VERSO LA PASQUA: Seguiamo le orme del Redentore

Miei Cari,
forse non sarà inutile rivedere alcuni concetti che attraversano il cuore e la mente di molti di noi circa il significato profondo e vero della Quaresima che stiamo vivendo.
E anzitutto vale di ricordare che è sempre la Pasqua il centro della fede: è necessario partire da essa e giungere alla Pasqua anche quando parliamo di quaresima. Bisogna pensare che questa, non è come si crede, solo una preparazione penitenziale alla Pasqua, ma è anch’essa celebrazione del mistero pasquale. È esigenza certamente di conversione, ma sempre in relazione alle feste pasquali. La quaresima perciò non è di per sé quel tanto di penitenza da far dopo il carnevale e nemmeno una preparazione spirituale alla Pasqua: è già celebrazione di Pasqua, del Cristo obbediente e sofferente, ma - come egli sempre ripeteva- che infine sarebbe risorto il terzo giorno. Passione e risurrezione sono dunque due aspetti di un unico mistero, del Cristo morto e risorto.

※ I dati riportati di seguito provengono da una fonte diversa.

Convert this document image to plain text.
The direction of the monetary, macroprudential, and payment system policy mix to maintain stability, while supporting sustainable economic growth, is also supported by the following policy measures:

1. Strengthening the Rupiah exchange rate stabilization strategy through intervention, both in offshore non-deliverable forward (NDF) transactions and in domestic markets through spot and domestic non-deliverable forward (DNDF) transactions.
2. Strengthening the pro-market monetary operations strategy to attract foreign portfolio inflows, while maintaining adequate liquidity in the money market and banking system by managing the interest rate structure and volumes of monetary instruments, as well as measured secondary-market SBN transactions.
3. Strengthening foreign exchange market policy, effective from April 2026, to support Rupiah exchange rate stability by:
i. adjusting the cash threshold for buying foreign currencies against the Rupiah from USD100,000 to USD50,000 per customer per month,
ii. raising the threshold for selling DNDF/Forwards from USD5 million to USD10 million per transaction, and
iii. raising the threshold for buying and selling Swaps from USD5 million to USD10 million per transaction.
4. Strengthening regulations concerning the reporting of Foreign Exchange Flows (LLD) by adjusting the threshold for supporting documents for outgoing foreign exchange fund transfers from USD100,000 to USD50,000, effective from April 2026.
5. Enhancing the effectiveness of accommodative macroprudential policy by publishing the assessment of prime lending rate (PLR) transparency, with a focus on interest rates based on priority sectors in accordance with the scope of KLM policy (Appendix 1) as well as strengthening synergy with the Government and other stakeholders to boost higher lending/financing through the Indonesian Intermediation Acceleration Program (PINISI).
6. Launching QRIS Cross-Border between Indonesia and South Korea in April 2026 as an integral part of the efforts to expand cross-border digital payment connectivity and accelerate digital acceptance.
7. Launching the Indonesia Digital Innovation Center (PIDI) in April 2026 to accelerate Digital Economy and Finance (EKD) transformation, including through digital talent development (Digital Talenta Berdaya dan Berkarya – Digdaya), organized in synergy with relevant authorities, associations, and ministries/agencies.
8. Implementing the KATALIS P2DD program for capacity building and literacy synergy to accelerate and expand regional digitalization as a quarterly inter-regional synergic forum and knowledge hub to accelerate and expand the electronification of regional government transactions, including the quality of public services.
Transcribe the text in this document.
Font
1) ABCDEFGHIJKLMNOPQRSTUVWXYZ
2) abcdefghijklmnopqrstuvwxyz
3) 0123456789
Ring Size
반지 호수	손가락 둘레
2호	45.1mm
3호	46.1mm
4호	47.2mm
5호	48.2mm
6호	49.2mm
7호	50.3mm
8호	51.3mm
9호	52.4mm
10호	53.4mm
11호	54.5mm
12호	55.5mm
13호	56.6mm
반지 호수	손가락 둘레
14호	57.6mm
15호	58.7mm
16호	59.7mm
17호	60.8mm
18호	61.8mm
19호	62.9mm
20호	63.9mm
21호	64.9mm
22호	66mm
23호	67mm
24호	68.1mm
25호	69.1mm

Per secoli nella Chiesa si è vissuto pensando e cercando di uniformarci al Cristo della passione. Ci sono stati Santi che l’han fatto e hanno agito bene. Ma il Cristo intero (il Cristus totus di S. Agostino) non è solo e non è tanto quello che seguiamo sulla via della croce. Cristo non finisce nel sepolcro. Egli risorge e continua la sua vita. La via della croce ha come traguardo la vita che vince sulla morte.
È il Cristo risorto il vero traguardo di Cristo e del Cristiano. Buon proseguimento allora e seguiamo quindi le sue orme.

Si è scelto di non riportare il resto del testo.